5G New Radio, der kommende Funkstandard von 5G, wird mit 4G/LTE-Technologie kombiniert werden, die damit auch in Zukunft eine entscheidende Rolle spielen wird. Um die Kapazität und Datenraten bei 5G NR weiter zu steigern, ist der Einsatz von neuester Antennentechnik (Massive MIMO: Mehrfacher Input/ Mehrfacher Output) eine Schlüsseltechnologie. Bei Massive MIMO wird die Anzahl von Sende- und Empfangsantennen stark erhöht, wodurch das Frequenzspektrum deutlich effizienter genutzt werden kann.

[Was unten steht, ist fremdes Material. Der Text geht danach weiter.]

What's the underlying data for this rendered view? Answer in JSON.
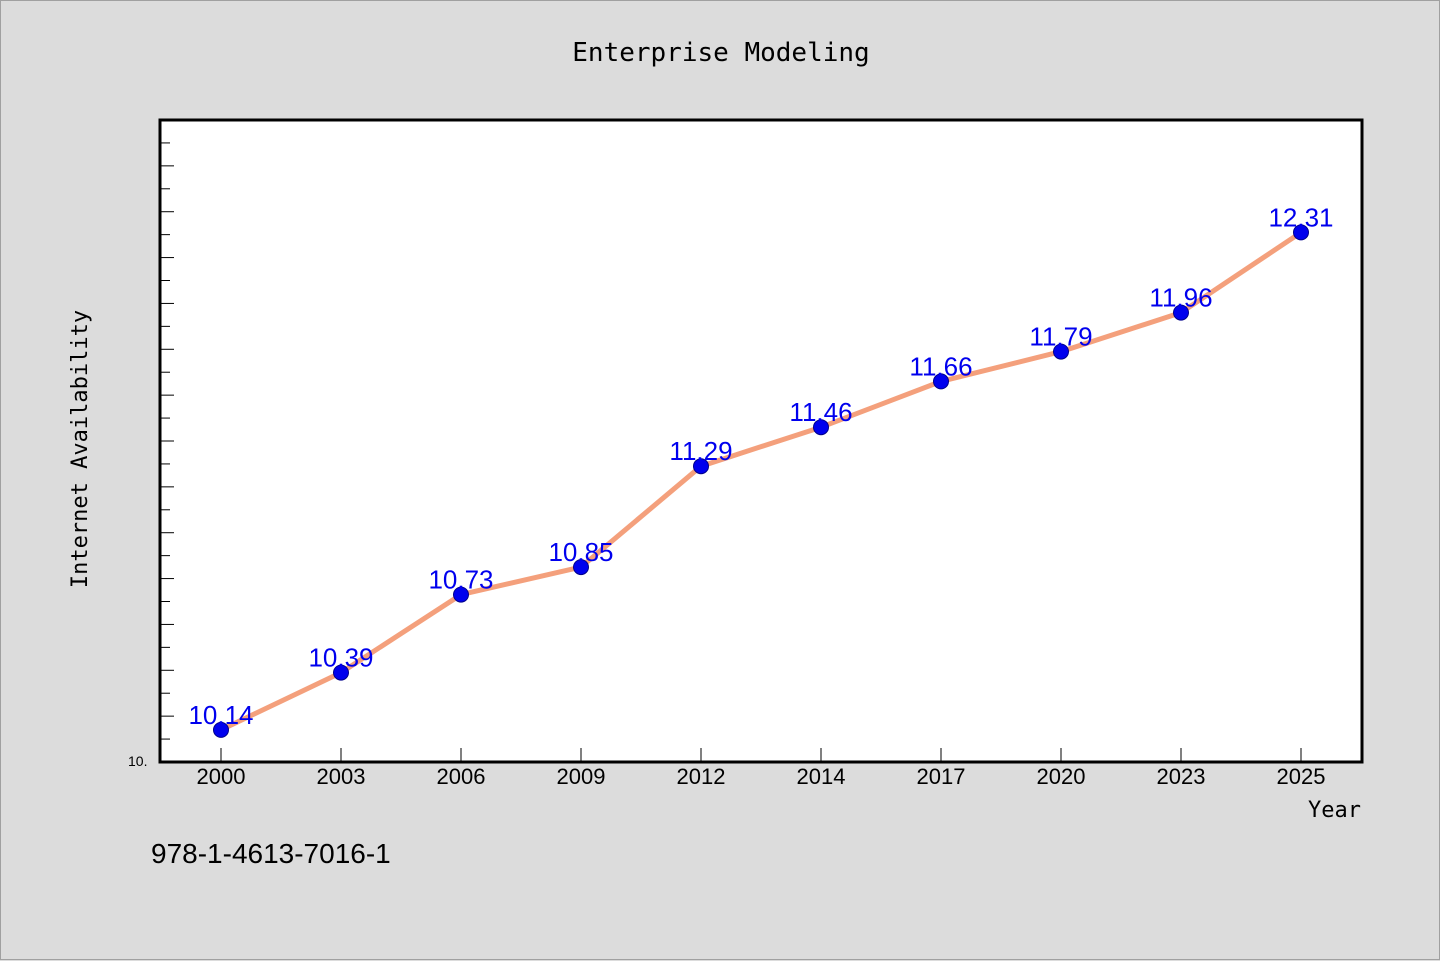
{
  "chart_data": {
    "type": "line",
    "title": "Enterprise Modeling",
    "xlabel": "Year",
    "ylabel": "Internet Availability",
    "ylim": [
      10.0,
      12.8
    ],
    "y_axis_min_label": "10.",
    "categories": [
      "2000",
      "2003",
      "2006",
      "2009",
      "2012",
      "2014",
      "2017",
      "2020",
      "2023",
      "2025"
    ],
    "series": [
      {
        "values": [
          10.14,
          10.39,
          10.73,
          10.85,
          11.29,
          11.46,
          11.66,
          11.79,
          11.96,
          12.31
        ],
        "labels": [
          "10.14",
          "10.39",
          "10.73",
          "10.85",
          "11.29",
          "11.46",
          "11.66",
          "11.79",
          "11.96",
          "12.31"
        ]
      }
    ],
    "grid": false,
    "colors": {
      "line": "#f4a07c",
      "marker": "#0000ee",
      "data_label": "#0000ee",
      "plot_background": "#ffffff",
      "figure_background": "#dcdcdc"
    }
  },
  "footer": {
    "code": "978-1-4613-7016-1"
  }
}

Die Antennen der Deutschen Telekom in Berlin sollen die ersten in Europa sein, die live und in realer Umgebung über den neuen Mobilfunkstandard 5G funken. Mit einem Vorstandard von 5G New Radio (5G NR), der zukünftigen Mobilfunkkomponente von 5G, schafft das Netz in Berlin Schöneberg Rekord-Übertragungsraten von zwei Gigabit pro Sekunde auf einem einzelnen Endgerät und eine Latenz von drei Millisekunden. Die hohen Bandbreiten und die sehr kurze Reaktionszeit des Netzes sind die wesentlichen Vorteile von 5G.

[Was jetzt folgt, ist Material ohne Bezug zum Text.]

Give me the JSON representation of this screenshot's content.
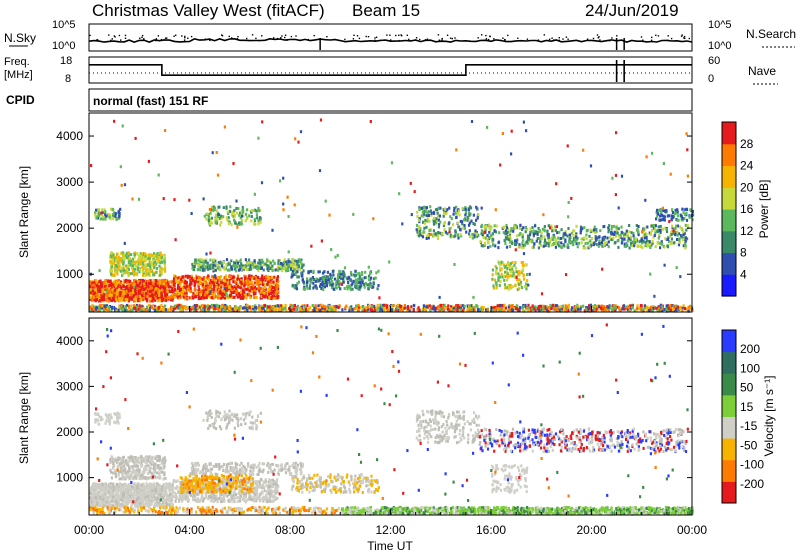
{
  "header": {
    "station": "Christmas Valley West (fitACF)",
    "beam": "Beam 15",
    "date": "24/Jun/2019"
  },
  "left_labels": {
    "nsky": "N.Sky",
    "freq_line1": "Freq.",
    "freq_line2": "[MHz]",
    "cpid": "CPID"
  },
  "right_labels": {
    "nsearch": "N.Search",
    "nave": "Nave"
  },
  "cpid_text": "normal (fast) 151 RF",
  "colors": {
    "power_scale": [
      "#1a1aff",
      "#2f4fb0",
      "#3a8a6a",
      "#5cb85c",
      "#c7d93a",
      "#f6b400",
      "#ff7a00",
      "#e41a1c"
    ],
    "velocity_scale": [
      "#e41a1c",
      "#ff7a00",
      "#f6b400",
      "#cfcfc7",
      "#7dcf3a",
      "#3a8a4a",
      "#2f6f5f",
      "#2a3cff"
    ]
  },
  "chart_data": [
    {
      "type": "line",
      "name": "noise",
      "left_axis_ticks": [
        "10^5",
        "10^0"
      ],
      "right_axis_ticks": [
        "10^5",
        "10^0"
      ]
    },
    {
      "type": "line",
      "name": "frequency-nave",
      "left_axis_ticks": [
        "18",
        "8"
      ],
      "right_axis_ticks": [
        "60",
        "0"
      ],
      "freq_steps": [
        {
          "t": 0.0,
          "mhz": 15
        },
        {
          "t": 2.9,
          "mhz": 11
        },
        {
          "t": 15.0,
          "mhz": 15
        }
      ]
    },
    {
      "type": "heatmap",
      "title": "Power",
      "ylabel": "Slant Range [km]",
      "xlabel": "Time UT",
      "y_ticks": [
        "1000",
        "2000",
        "3000",
        "4000"
      ],
      "colorbar_label": "Power [dB]",
      "colorbar_ticks": [
        "4",
        "8",
        "12",
        "16",
        "20",
        "24",
        "28"
      ],
      "xlim": [
        0,
        24
      ],
      "ylim": [
        180,
        4500
      ]
    },
    {
      "type": "heatmap",
      "title": "Velocity",
      "ylabel": "Slant Range [km]",
      "xlabel": "Time UT",
      "x_ticks": [
        "00:00",
        "04:00",
        "08:00",
        "12:00",
        "16:00",
        "20:00",
        "00:00"
      ],
      "y_ticks": [
        "1000",
        "2000",
        "3000",
        "4000"
      ],
      "colorbar_label": "Velocity [m s⁻¹]",
      "colorbar_ticks": [
        "200",
        "100",
        "50",
        "15",
        "-15",
        "-50",
        "-100",
        "-200"
      ],
      "xlim": [
        0,
        24
      ],
      "ylim": [
        180,
        4500
      ]
    }
  ],
  "x_axis_label": "Time UT"
}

Im Netz in Berlin kommt technisch ein 5G-Vorstandard zum Einsatz, der sich am aktuellen, weltweiten 3GPP-Entwurf für 5G New Radio orientiert. Die Spezifikationen des genutzten Systems werden dann voraussichtlich im Dezember 2017 von 3GPP offiziell veröffentlicht.

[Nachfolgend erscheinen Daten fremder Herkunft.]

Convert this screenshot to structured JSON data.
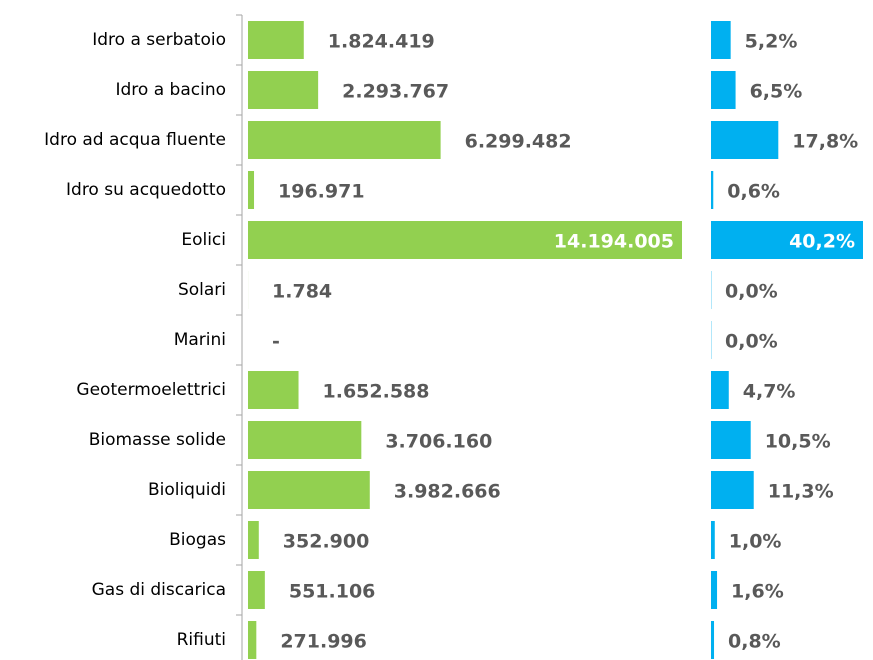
{
  "chart_data": [
    {
      "type": "bar",
      "orientation": "horizontal",
      "color": "#92d050",
      "categories": [
        "Idro a serbatoio",
        "Idro a bacino",
        "Idro ad acqua fluente",
        "Idro su acquedotto",
        "Eolici",
        "Solari",
        "Marini",
        "Geotermoelettrici",
        "Biomasse solide",
        "Bioliquidi",
        "Biogas",
        "Gas di discarica",
        "Rifiuti"
      ],
      "values": [
        1824419,
        2293767,
        6299482,
        196971,
        14194005,
        1784,
        0,
        1652588,
        3706160,
        3982666,
        352900,
        551106,
        271996
      ],
      "value_labels": [
        "1.824.419",
        "2.293.767",
        "6.299.482",
        "196.971",
        "14.194.005",
        "1.784",
        "-",
        "1.652.588",
        "3.706.160",
        "3.982.666",
        "352.900",
        "551.106",
        "271.996"
      ]
    },
    {
      "type": "bar",
      "orientation": "horizontal",
      "color": "#00b0f0",
      "values": [
        5.2,
        6.5,
        17.8,
        0.6,
        40.2,
        0.0,
        0.0,
        4.7,
        10.5,
        11.3,
        1.0,
        1.6,
        0.8
      ],
      "value_labels": [
        "5,2%",
        "6,5%",
        "17,8%",
        "0,6%",
        "40,2%",
        "0,0%",
        "0,0%",
        "4,7%",
        "10,5%",
        "11,3%",
        "1,0%",
        "1,6%",
        "0,8%"
      ]
    }
  ]
}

Neue Einsatzmöglichkeiten dank 5G NR

Die Telekom demonstriert die Leistungsfähigkeit des Netzes mit ersten 5G-Anwendungsideen und zeigt, wie durch den Einsatz von 5G New Radio Augmented Reality (AR) und Virtual Reality (VR) Anwendungen besser und leistungsstärker werden sollen. Beispielsweise mit einer AR-Anwendung für eine Carrera-Bahn. Dabei liefert das 5G-Netzwerk zusätzliche Informationen rund um das Autorennen in Echtzeit auf die AR-Brille. Dank Anzeigen zur Navigation und der eigenen Positionierung im Rennen sowie weiterer interaktiver Funktionen erlebt der Nutzer ein überzeugendes AR-Erlebnis. Mit 5G NR werden auch auch Live-Übertragung von ultrahochauflösenden Videodaten möglich.

Start für 2020 geplant

Der weltweite Start von 5G ist für das Jahr 2020 geplant. 5G vernetzt nicht nur Menschen miteinander, sondern soll auch eine riesige Anzahl an Sensoren zusammenbringen. So soll 5G das Internet der Dinge wesentlich vorantreiben. Autos, Heizungen und selbst Mülleimer sollen zu Netzteilnehmern werden.